For George Do, Gojek’s Chief Information Security Officer, he joined Gojek after realizing the mission of its leaders aligned with his, which was to remove life’s daily frictions. But as the CISO of a fast-growing startup spread in several countries and with a sprawling service portfolio, George has to actively work with both technical teams like IT and Data Science, as well as with business units like Finance and Corporate Affairs, to ensure that the company’s strategy for governance, risk, and compliance is being thoroughly applied by all stakeholders.
“As a company, we have grown and matured tremendously since our founding. This success means we have a large and complex infrastructure and user base.
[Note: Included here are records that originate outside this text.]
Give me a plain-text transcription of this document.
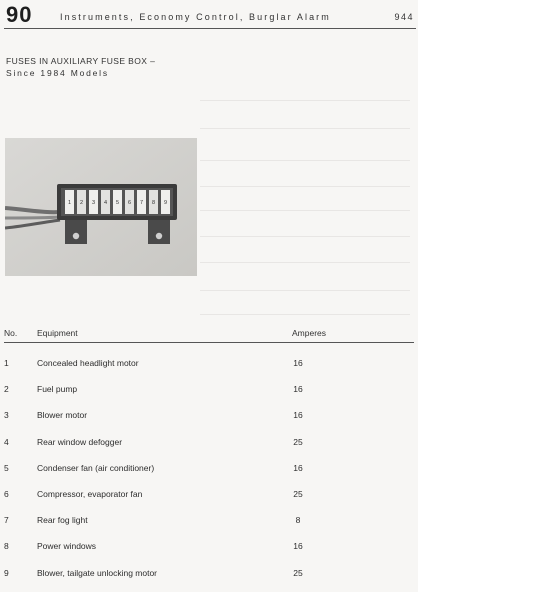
90	Instruments, Economy Control, Burglar Alarm	944
FUSES IN AUXILIARY FUSE BOX –
Since 1984 Models
1 2 3 4 5 6 7 8 9
No. Equipment	Amperes
1	Concealed headlight motor	16
2	Fuel pump	16
3	Blower motor	16
4	Rear window defogger	25
5	Condenser fan (air conditioner)	16
6	Compressor, evaporator fan	25
7	Rear fog light	8
8	Power windows	16
9	Blower, tailgate unlocking motor	25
The challenge is to keep cybersecurity on pace with the level of growth, but at the same time allowing the business to move as fast as it needs to,” Do told Tech Wire Asia.
In Gojek’s homebase of Indonesia, social engineering is rampant as a scam, where a fake virtual identity is created to take advantage of users who are not so digitally literate. George says Gojek has made significant strides raising public awareness of the various types of online fraud like social engineering.
“For example, we regularly send out security tips via our app to educate users on the common tactics of social engineering,” said George. “We [also] implemented number masking, which conceals contact information between our merchants and users, hence reducing social engineering attacks on phone numbers. We also enforce facial recognition for our driver-partners, which has helped to protect against account takeovers and reduce the number of fraudulent activities against drivers.”
And just as Gojek takes an omnichannel approach to its service lineup, the ride-hailing bigwig has taken a similar multi-pronged approach to educate their entire ecosystem on cybersecurity awareness, including users, drivers, and merchant partners.
“At the end of the day, there are limits to what we can do with cybersecurity technology to defend against fraud and account takeovers,” said the CISO, who counts NASA as among his pre-Gojek appointments. “A security-aware user is the best defense against fraud and bad actors, and we’ll continue to work hard to educate everyone in our ecosystem on the tactics that bad actors can use to target them.”
As such, cyber-protection awareness campaigns in the less digitally-advanced areas is a must. “Tactics used by scammers and bad actors are generally consistent across the region. We focus on making the message as simple as possible without overcomplicating things.”
As a digitally-native player, the company also has a dedicated fraud team that focuses solely on reducing incidents of fraud on its platform. But that is not the biggest issue for this company that has to maintain PCI (Payment Card Industry) compliance. “Payments present unique challenges from a security perspective. This is because whenever there is money transacting through a platform, bad actors will target it for profit,” Do affirmed.
“We operate our payment app and infrastructure with very high levels of security, and we continuously innovate to enhance security across our entire ecosystem,” he continued. “This ensures that our users have trust and confidence in using our apps. At the end of the day, we are custodians of our users’ information and we take this responsibility very seriously.”